When most people are asleep, mother-of-four Leonne Hutchinson has been cycling around the streets of Edinburgh in the dead of night.
She has clocked up more than 10 hours every day on her bike as she pits herself against the other 297,000 players across the world who compete in a virtual game called Turf.
They win points by cycling, running or walking to as many zones as they can.
It often takes the 51-year-old piano teacher deep into historic graveyards and down dark alleyways in the early hours of the morning.
Leonne’s commitment saw her win the silver medal in November after clocking up 317 hours and covering 1,400 miles (2,200km).
Leonne said she started playing to do something for herself after 17 years of raising her children, who are now aged eight, 13, 15 and 17.
She said: “I’m immensely proud of myself. It has been a massive effort to achieve silver.
“I never gave up. Even when I was talking to my demons and crying on my bike, I managed to overcome every obstacle.
“It has also been a personal achievement for me. Juggling four children and a job – and putting Scotland on the map for the first time in the game – has given me a lovely warm glow.”
The game was invented in Sweden, and Leonne said she was the first person from outside the Nordic countries to make it on to the medal board.
“I am very thrilled and have received a lot of messages from around the world to congratulate me,” she said.
Leonne said she has had to become very organised.
“What I’ve had to do is phenomenal. I have had to set up a diary for the children as a point of notice for them so they know where I am that day and what the plan is.

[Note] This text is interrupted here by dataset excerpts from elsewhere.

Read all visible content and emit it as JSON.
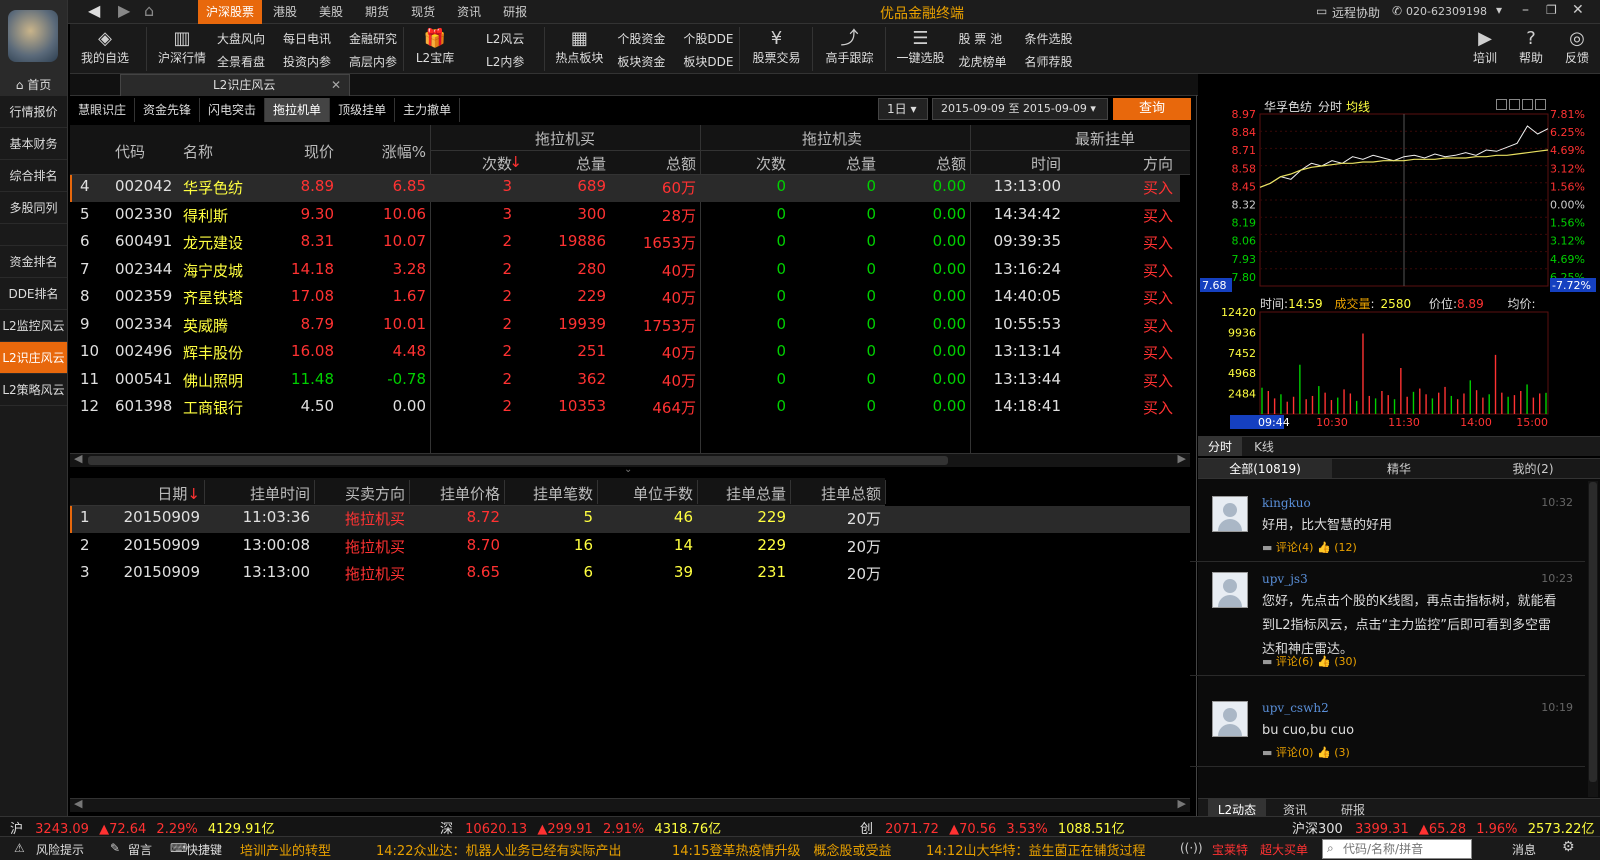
{
  "app": {
    "title": "优品金融终端",
    "remote_help": "远程协助",
    "phone": "020-62309198"
  },
  "top_tabs": [
    "沪深股票",
    "港股",
    "美股",
    "期货",
    "现货",
    "资讯",
    "研报"
  ],
  "toolbar": {
    "my_watch": "我的自选",
    "market": "沪深行情",
    "grid1": [
      "大盘风向",
      "每日电讯",
      "金融研究",
      "全景看盘",
      "投资内参",
      "高层内参"
    ],
    "l2_treasure": "L2宝库",
    "grid2": [
      "L2风云",
      "L2内参"
    ],
    "hot_sector": "热点板块",
    "grid3": [
      "个股资金",
      "个股DDE",
      "板块资金",
      "板块DDE"
    ],
    "stock_trade": "股票交易",
    "master_track": "高手跟踪",
    "one_pick": "一键选股",
    "grid4": [
      "股 票 池",
      "条件选股",
      "龙虎榜单",
      "名师荐股"
    ],
    "training": "培训",
    "help": "帮助",
    "feedback": "反馈"
  },
  "home_tab": "首页",
  "doc_tab": "L2识庄风云",
  "left_nav": [
    "行情报价",
    "基本财务",
    "综合排名",
    "多股同列",
    "资金排名",
    "DDE排名",
    "L2监控风云",
    "L2识庄风云",
    "L2策略风云"
  ],
  "left_nav_active": "L2识庄风云",
  "sub_tabs": [
    "慧眼识庄",
    "资金先锋",
    "闪电突击",
    "拖拉机单",
    "顶级挂单",
    "主力撤单"
  ],
  "sub_tab_active": "拖拉机单",
  "filter": {
    "period": "1日",
    "date_from": "2015-09-09",
    "to_label": "至",
    "date_to": "2015-09-09",
    "query": "查询"
  },
  "main_table": {
    "group_headers": [
      "拖拉机买",
      "拖拉机卖",
      "最新挂单"
    ],
    "headers": [
      "代码",
      "名称",
      "现价",
      "涨幅%",
      "次数",
      "总量",
      "总额",
      "次数",
      "总量",
      "总额",
      "时间",
      "方向"
    ],
    "rows": [
      [
        "4",
        "002042",
        "华孚色纺",
        "8.89",
        "6.85",
        "3",
        "689",
        "60万",
        "0",
        "0",
        "0.00",
        "13:13:00",
        "买入"
      ],
      [
        "5",
        "002330",
        "得利斯",
        "9.30",
        "10.06",
        "3",
        "300",
        "28万",
        "0",
        "0",
        "0.00",
        "14:34:42",
        "买入"
      ],
      [
        "6",
        "600491",
        "龙元建设",
        "8.31",
        "10.07",
        "2",
        "19886",
        "1653万",
        "0",
        "0",
        "0.00",
        "09:39:35",
        "买入"
      ],
      [
        "7",
        "002344",
        "海宁皮城",
        "14.18",
        "3.28",
        "2",
        "280",
        "40万",
        "0",
        "0",
        "0.00",
        "13:16:24",
        "买入"
      ],
      [
        "8",
        "002359",
        "齐星铁塔",
        "17.08",
        "1.67",
        "2",
        "229",
        "40万",
        "0",
        "0",
        "0.00",
        "14:40:05",
        "买入"
      ],
      [
        "9",
        "002334",
        "英威腾",
        "8.79",
        "10.01",
        "2",
        "19939",
        "1753万",
        "0",
        "0",
        "0.00",
        "10:55:53",
        "买入"
      ],
      [
        "10",
        "002496",
        "辉丰股份",
        "16.08",
        "4.48",
        "2",
        "251",
        "40万",
        "0",
        "0",
        "0.00",
        "13:13:14",
        "买入"
      ],
      [
        "11",
        "000541",
        "佛山照明",
        "11.48",
        "-0.78",
        "2",
        "362",
        "40万",
        "0",
        "0",
        "0.00",
        "13:13:44",
        "买入"
      ],
      [
        "12",
        "601398",
        "工商银行",
        "4.50",
        "0.00",
        "2",
        "10353",
        "464万",
        "0",
        "0",
        "0.00",
        "14:18:41",
        "买入"
      ]
    ]
  },
  "detail_table": {
    "headers": [
      "日期",
      "挂单时间",
      "买卖方向",
      "挂单价格",
      "挂单笔数",
      "单位手数",
      "挂单总量",
      "挂单总额"
    ],
    "rows": [
      [
        "1",
        "20150909",
        "11:03:36",
        "拖拉机买",
        "8.72",
        "5",
        "46",
        "229",
        "20万"
      ],
      [
        "2",
        "20150909",
        "13:00:08",
        "拖拉机买",
        "8.70",
        "16",
        "14",
        "229",
        "20万"
      ],
      [
        "3",
        "20150909",
        "13:13:00",
        "拖拉机买",
        "8.65",
        "6",
        "39",
        "231",
        "20万"
      ]
    ]
  },
  "chart_data": {
    "type": "line",
    "title": "华孚色纺",
    "mode": "分时",
    "avg_label": "均线",
    "price_ticks": [
      "8.97",
      "8.84",
      "8.71",
      "8.58",
      "8.45",
      "8.32",
      "8.19",
      "8.06",
      "7.93",
      "7.80"
    ],
    "pct_ticks": [
      "7.81%",
      "6.25%",
      "4.69%",
      "3.12%",
      "1.56%",
      "0.00%",
      "1.56%",
      "3.12%",
      "4.69%",
      "6.25%"
    ],
    "low_label": "7.68",
    "low_pct": "-7.72%",
    "ylim": [
      7.68,
      8.97
    ],
    "info": {
      "time_label": "时间",
      "time": "14:59",
      "vol_label": "成交量",
      "vol": "2580",
      "price_label": "价位",
      "price": "8.89",
      "avg_price_label": "均价"
    },
    "vol_ticks": [
      "12420",
      "9936",
      "7452",
      "4968",
      "2484"
    ],
    "x_ticks": [
      "09:44",
      "10:30",
      "11:30",
      "14:00",
      "15:00"
    ],
    "price_series": [
      8.42,
      8.45,
      8.5,
      8.48,
      8.55,
      8.6,
      8.58,
      8.62,
      8.6,
      8.65,
      8.63,
      8.66,
      8.64,
      8.62,
      8.65,
      8.66,
      8.64,
      8.67,
      8.65,
      8.66,
      8.68,
      8.66,
      8.7,
      8.69,
      8.72,
      8.75,
      8.88,
      8.82,
      8.86
    ],
    "avg_series": [
      8.42,
      8.45,
      8.5,
      8.52,
      8.55,
      8.57,
      8.58,
      8.59,
      8.6,
      8.6,
      8.61,
      8.61,
      8.62,
      8.62,
      8.62,
      8.63,
      8.63,
      8.63,
      8.64,
      8.64,
      8.64,
      8.65,
      8.65,
      8.66,
      8.66,
      8.67,
      8.68,
      8.69,
      8.7
    ],
    "volume_series": [
      3200,
      2800,
      1900,
      2400,
      1500,
      2100,
      6000,
      1800,
      2200,
      3400,
      2600,
      1700,
      2000,
      3000,
      2500,
      1600,
      9800,
      2200,
      1900,
      2800,
      2300,
      1800,
      5600,
      2100,
      2700,
      3100,
      2400,
      1900,
      2600,
      3300,
      2200,
      1800,
      2500,
      4100,
      2900,
      2000,
      2400,
      7200,
      2600,
      2100,
      2300,
      2800,
      3600,
      2000,
      2500,
      2580
    ]
  },
  "chart_tabs": [
    "分时",
    "K线"
  ],
  "comment_tabs": [
    "全部(10819)",
    "精华",
    "我的(2)"
  ],
  "comments": [
    {
      "user": "kingkuo",
      "time": "10:32",
      "text": "好用，比大智慧的好用",
      "comments": "评论(4)",
      "likes": "(12)"
    },
    {
      "user": "upv_js3",
      "time": "10:23",
      "text": "您好，先点击个股的K线图，再点击指标树，就能看到L2指标风云，点击“主力监控”后即可看到多空雷达和神庄雷达。",
      "comments": "评论(6)",
      "likes": "(30)"
    },
    {
      "user": "upv_cswh2",
      "time": "10:19",
      "text": "bu cuo,bu cuo",
      "comments": "评论(0)",
      "likes": "(3)"
    }
  ],
  "bottom_tabs": [
    "L2动态",
    "资讯",
    "研报"
  ],
  "indices": [
    {
      "name": "沪",
      "value": "3243.09",
      "change": "72.64",
      "pct": "2.29%",
      "amount": "4129.91亿"
    },
    {
      "name": "深",
      "value": "10620.13",
      "change": "299.91",
      "pct": "2.91%",
      "amount": "4318.76亿"
    },
    {
      "name": "创",
      "value": "2071.72",
      "change": "70.56",
      "pct": "3.53%",
      "amount": "1088.51亿"
    },
    {
      "name": "沪深300",
      "value": "3399.31",
      "change": "65.28",
      "pct": "1.96%",
      "amount": "2573.22亿"
    }
  ],
  "status": {
    "risk": "风险提示",
    "message": "留言",
    "shortcut": "快捷键",
    "news": [
      "培训产业的转型",
      "14:22众业达：机器人业务已经有实际产出",
      "14:15登革热疫情升级　概念股或受益",
      "14:12山大华特：益生菌正在铺货过程"
    ],
    "treasure": "宝莱特",
    "big_buy": "超大买单",
    "search_placeholder": "代码/名称/拼音",
    "msg": "消息"
  },
  "colors": {
    "accent": "#e8680c",
    "up": "#ff3232",
    "down": "#00d000",
    "name": "#ffff40"
  }
}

“Some days I don’t make it home in time to pick up the kids from school, so that’s when I call the local childminder or neighbours or friends.”
Leonne said her husband had been very supportive, and now does all the shopping and cooking.

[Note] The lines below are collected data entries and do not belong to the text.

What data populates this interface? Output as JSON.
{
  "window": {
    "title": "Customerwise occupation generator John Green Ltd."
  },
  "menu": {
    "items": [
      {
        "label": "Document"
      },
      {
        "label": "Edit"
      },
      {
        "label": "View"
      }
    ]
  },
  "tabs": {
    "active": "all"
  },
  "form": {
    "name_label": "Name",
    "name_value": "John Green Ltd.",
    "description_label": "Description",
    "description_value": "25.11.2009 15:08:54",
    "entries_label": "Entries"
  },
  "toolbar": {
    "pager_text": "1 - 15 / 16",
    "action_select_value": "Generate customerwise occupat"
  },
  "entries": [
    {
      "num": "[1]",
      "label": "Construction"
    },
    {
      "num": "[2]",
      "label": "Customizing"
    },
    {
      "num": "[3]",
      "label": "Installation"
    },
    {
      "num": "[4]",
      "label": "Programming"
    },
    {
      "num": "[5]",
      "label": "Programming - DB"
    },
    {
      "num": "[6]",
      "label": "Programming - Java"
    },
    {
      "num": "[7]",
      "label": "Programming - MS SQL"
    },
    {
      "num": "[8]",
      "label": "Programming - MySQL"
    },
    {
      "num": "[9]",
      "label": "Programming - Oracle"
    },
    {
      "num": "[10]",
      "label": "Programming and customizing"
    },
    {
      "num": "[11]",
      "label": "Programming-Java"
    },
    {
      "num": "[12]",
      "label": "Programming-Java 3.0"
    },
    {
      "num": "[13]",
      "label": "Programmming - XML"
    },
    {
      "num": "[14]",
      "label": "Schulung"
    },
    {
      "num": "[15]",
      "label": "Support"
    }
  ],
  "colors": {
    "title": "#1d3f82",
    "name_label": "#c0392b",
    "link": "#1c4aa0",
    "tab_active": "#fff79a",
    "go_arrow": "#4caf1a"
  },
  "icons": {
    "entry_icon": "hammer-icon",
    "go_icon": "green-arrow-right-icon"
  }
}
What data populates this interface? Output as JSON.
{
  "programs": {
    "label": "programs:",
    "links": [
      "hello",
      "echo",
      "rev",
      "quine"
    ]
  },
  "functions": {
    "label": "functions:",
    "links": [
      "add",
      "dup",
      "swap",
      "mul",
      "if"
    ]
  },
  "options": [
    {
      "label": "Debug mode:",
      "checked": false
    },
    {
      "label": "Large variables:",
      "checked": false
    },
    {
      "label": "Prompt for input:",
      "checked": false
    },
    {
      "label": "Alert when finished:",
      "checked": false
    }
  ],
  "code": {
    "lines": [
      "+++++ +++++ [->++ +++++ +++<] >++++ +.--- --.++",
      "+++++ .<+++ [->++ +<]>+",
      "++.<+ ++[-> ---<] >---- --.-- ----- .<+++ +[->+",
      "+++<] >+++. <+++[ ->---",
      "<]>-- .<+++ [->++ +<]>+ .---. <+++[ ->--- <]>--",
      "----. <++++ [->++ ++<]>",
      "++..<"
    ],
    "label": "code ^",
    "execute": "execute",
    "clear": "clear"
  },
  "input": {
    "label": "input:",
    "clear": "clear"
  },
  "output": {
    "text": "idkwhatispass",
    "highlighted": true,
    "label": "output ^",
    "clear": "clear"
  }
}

“I gave up my career in IT to be a stay-at-home mum but four months ago I decided I needed to get back a part of me,” she said.
“After 17 years of me running the house I needed some time back for me. It has been a mental challenge overcoming the days I don’t want to go out, but I’ve done it and I feel a great sense of achievement.
“It has really helped me to know myself and has given me great confidence.”
Leonne said she had learned a lot about Edinburgh and the Lothians while cycling to different zones in the game, and been to places she hadn’t known existed.
“Initially I was a bit spooked when I was visiting zones that were deep into graveyards, but I soon worked out that it’s just our concept of being scared and that the anxiety is unfounded as they are usually pretty deserted.
“I also work out an escape route before I go in.”
She said her biggest issue had been getting chased by dogs which were not on leads.
When restrictions were eased in the summer she also cycled in Dunbar, West Lothian, Dunfermline, Glasgow, Dundee, Falkirk, Stirling, Livingston, Ratho and Broxburn.
Leonne collected 1.405 million points in November – just 50,000 short of the gold medallist – and is on track for silver again in December.
But that would mean cycling every day, including Christmas Day.
Everyone who plays the game is anonymous, but chooses a nickname. Leonne – who was born in Cork – is called Féarglas, which is Irish for green grass.
There is a strategy element to Turf, as players can steal zones from each other and accrue extra points at different times.
The non-profit game was invented in Sweden by military helicopter pilot Andreas Pantesjo and programmer Simon Sikström.
It was originally aimed at children, but has instead been mainly adopted by adults in their 40s and 50s.
Andreas said it had been an “extraordinary achievement” by Leonne, adding: “Not every Turfer is like her.
“It is not just that she has done this distance – you cannot just start going in any direction.
“You also need to work out where to go, and what time of day or night in order to score the most points. You get points from takeovers and from holding on to the zones, until someone takes them from you.”